Governance e strumenti analitici
Per trasformare i dati in orientamento operativo servono piattaforme di analytics e modelli di governance che traducano i segnali tecnologici in indicatori condivisi. Un linguaggio comune, definizioni uniformi e metriche oggettive permettono di confrontare soluzioni alternative e di valutare i fornitori non solo per il prezzo ma per la capacità di contribuire agli obiettivi clinici e organizzativi.
Allineare stakeholder e trasformare le relazioni con i fornitori
All’interno delle organizzazioni sanitarie convivono priorità diverse: i clinici puntano su qualità, sicurezza e continuità; le funzioni operative guardano a efficienza e uptime; l’amministrazione valuta costi e prevedibilità; il management integra queste prospettive in strategia di lungo periodo. Senza un linguaggio comune le visioni restano disallineate. La disponibilità di dati oggettivi e condivisi facilita il confronto basato su evidenze e riduce le asimmetrie informative, mentre il ruolo del fornitore evolve diventando partner strategico nel perseguimento di risultati misurabili.

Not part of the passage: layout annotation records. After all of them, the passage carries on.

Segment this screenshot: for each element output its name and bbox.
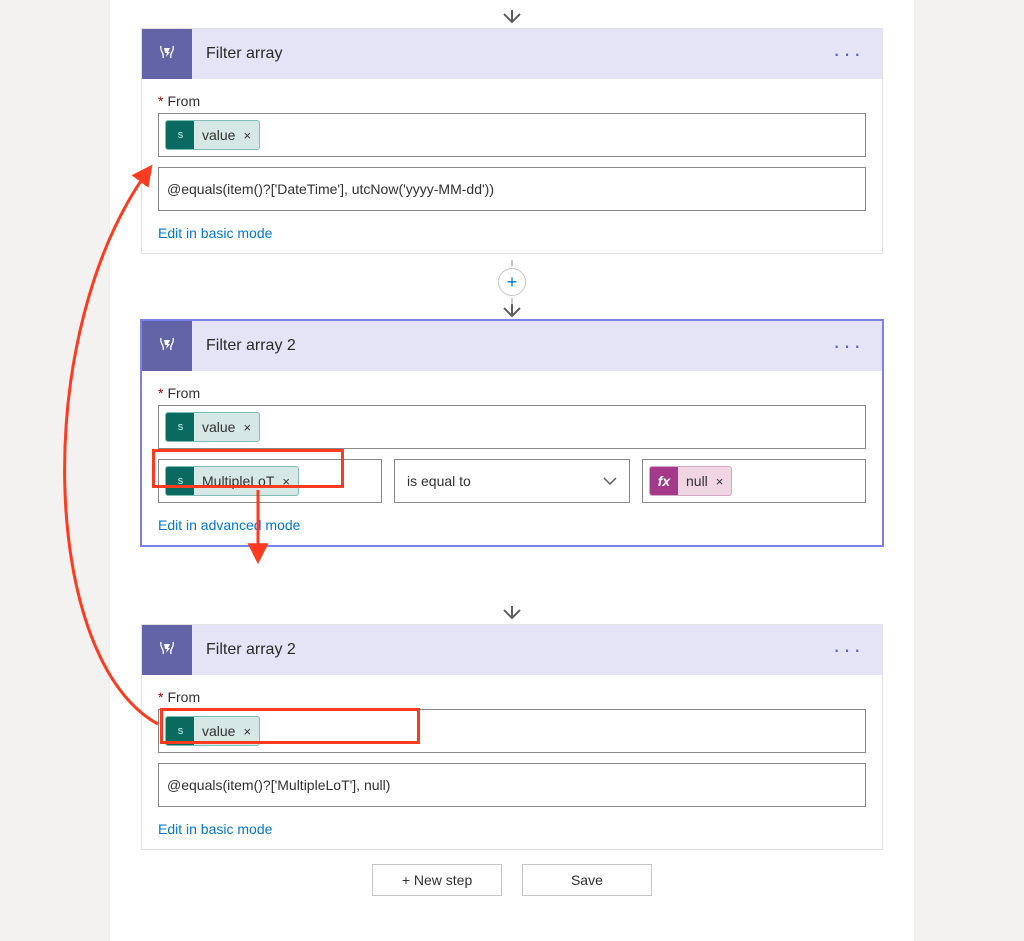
card-header[interactable]: Filter array 2 ··· — [142, 625, 882, 675]
edit-mode-link[interactable]: Edit in advanced mode — [158, 517, 300, 533]
token-label: MultipleLoT — [194, 473, 282, 489]
new-step-button[interactable]: + New step — [372, 864, 502, 896]
token-label: null — [678, 473, 716, 489]
dynamic-token-multiplelot[interactable]: s MultipleLoT × — [165, 466, 299, 496]
save-button[interactable]: Save — [522, 864, 652, 896]
condition-right-input[interactable]: fx null × — [642, 459, 866, 503]
sharepoint-icon: s — [166, 717, 194, 745]
card-body: * From s value × s MultipleLoT — [142, 371, 882, 545]
card-header[interactable]: Filter array 2 ··· — [142, 321, 882, 371]
flow-arrow-icon — [503, 10, 521, 24]
sharepoint-icon: s — [166, 467, 194, 495]
action-card-filter-array-2-basic[interactable]: Filter array 2 ··· * From s value × — [141, 320, 883, 546]
footer-actions: + New step Save — [110, 864, 914, 896]
card-title: Filter array — [192, 45, 815, 63]
expression-token-null[interactable]: fx null × — [649, 466, 732, 496]
from-label: From — [167, 93, 200, 109]
card-body: * From s value × @equals(item()?['Multip… — [142, 675, 882, 849]
token-label: value — [194, 419, 243, 435]
fx-icon: fx — [650, 467, 678, 495]
remove-token-button[interactable]: × — [282, 474, 298, 489]
card-body: * From s value × @equals(item()?['DateTi… — [142, 79, 882, 253]
spacer — [110, 546, 914, 606]
action-card-filter-array-1[interactable]: Filter array ··· * From s value × @equal… — [141, 28, 883, 254]
dynamic-token-value[interactable]: s value × — [165, 716, 260, 746]
data-operations-icon — [142, 625, 192, 675]
condition-row: s MultipleLoT × is equal to fx null — [158, 459, 866, 503]
add-step-button[interactable]: + — [498, 268, 526, 296]
required-marker: * — [158, 689, 163, 705]
card-header[interactable]: Filter array ··· — [142, 29, 882, 79]
from-input[interactable]: s value × — [158, 709, 866, 753]
card-menu-button[interactable]: ··· — [815, 637, 882, 663]
token-label: value — [194, 127, 243, 143]
condition-operator-select[interactable]: is equal to — [394, 459, 630, 503]
condition-left-input[interactable]: s MultipleLoT × — [158, 459, 382, 503]
expression-input[interactable]: @equals(item()?['DateTime'], utcNow('yyy… — [158, 167, 866, 211]
chevron-down-icon — [603, 476, 617, 486]
from-label: From — [167, 689, 200, 705]
dynamic-token-value[interactable]: s value × — [165, 412, 260, 442]
remove-token-button[interactable]: × — [243, 724, 259, 739]
required-marker: * — [158, 385, 163, 401]
from-label: From — [167, 385, 200, 401]
flow-arrow-icon — [503, 606, 521, 620]
data-operations-icon — [142, 29, 192, 79]
connector-line — [511, 260, 513, 266]
operator-label: is equal to — [407, 473, 471, 489]
remove-token-button[interactable]: × — [243, 128, 259, 143]
remove-token-button[interactable]: × — [716, 474, 732, 489]
from-input[interactable]: s value × — [158, 405, 866, 449]
sharepoint-icon: s — [166, 413, 194, 441]
sharepoint-icon: s — [166, 121, 194, 149]
workflow-canvas: Filter array ··· * From s value × @equal… — [0, 0, 1024, 941]
dynamic-token-value[interactable]: s value × — [165, 120, 260, 150]
card-menu-button[interactable]: ··· — [815, 333, 882, 359]
card-title: Filter array 2 — [192, 641, 815, 659]
token-label: value — [194, 723, 243, 739]
remove-token-button[interactable]: × — [243, 420, 259, 435]
edit-mode-link[interactable]: Edit in basic mode — [158, 821, 272, 837]
edit-mode-link[interactable]: Edit in basic mode — [158, 225, 272, 241]
action-card-filter-array-2-advanced[interactable]: Filter array 2 ··· * From s value × @equ… — [141, 624, 883, 850]
flow-arrow-icon — [503, 304, 521, 318]
expression-input[interactable]: @equals(item()?['MultipleLoT'], null) — [158, 763, 866, 807]
card-title: Filter array 2 — [192, 337, 815, 355]
data-operations-icon — [142, 321, 192, 371]
from-input[interactable]: s value × — [158, 113, 866, 157]
content-column: Filter array ··· * From s value × @equal… — [110, 0, 914, 941]
expression-text: @equals(item()?['MultipleLoT'], null) — [165, 773, 859, 797]
expression-text: @equals(item()?['DateTime'], utcNow('yyy… — [165, 177, 859, 201]
card-menu-button[interactable]: ··· — [815, 41, 882, 67]
required-marker: * — [158, 93, 163, 109]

Il Value Based Procurement non è solo una tecnica di acquisto ma una trasformazione culturale: integra tecnologia, organizzazione e strategia per orientare le scelte verso la sostenibilità e l’efficacia. Rendere esplicito il valore, misurarlo con metriche condivise e costruire contratti e partnership che premiano il contributo agli outcome sono passaggi necessari per governare la complessità della sanità contemporanea.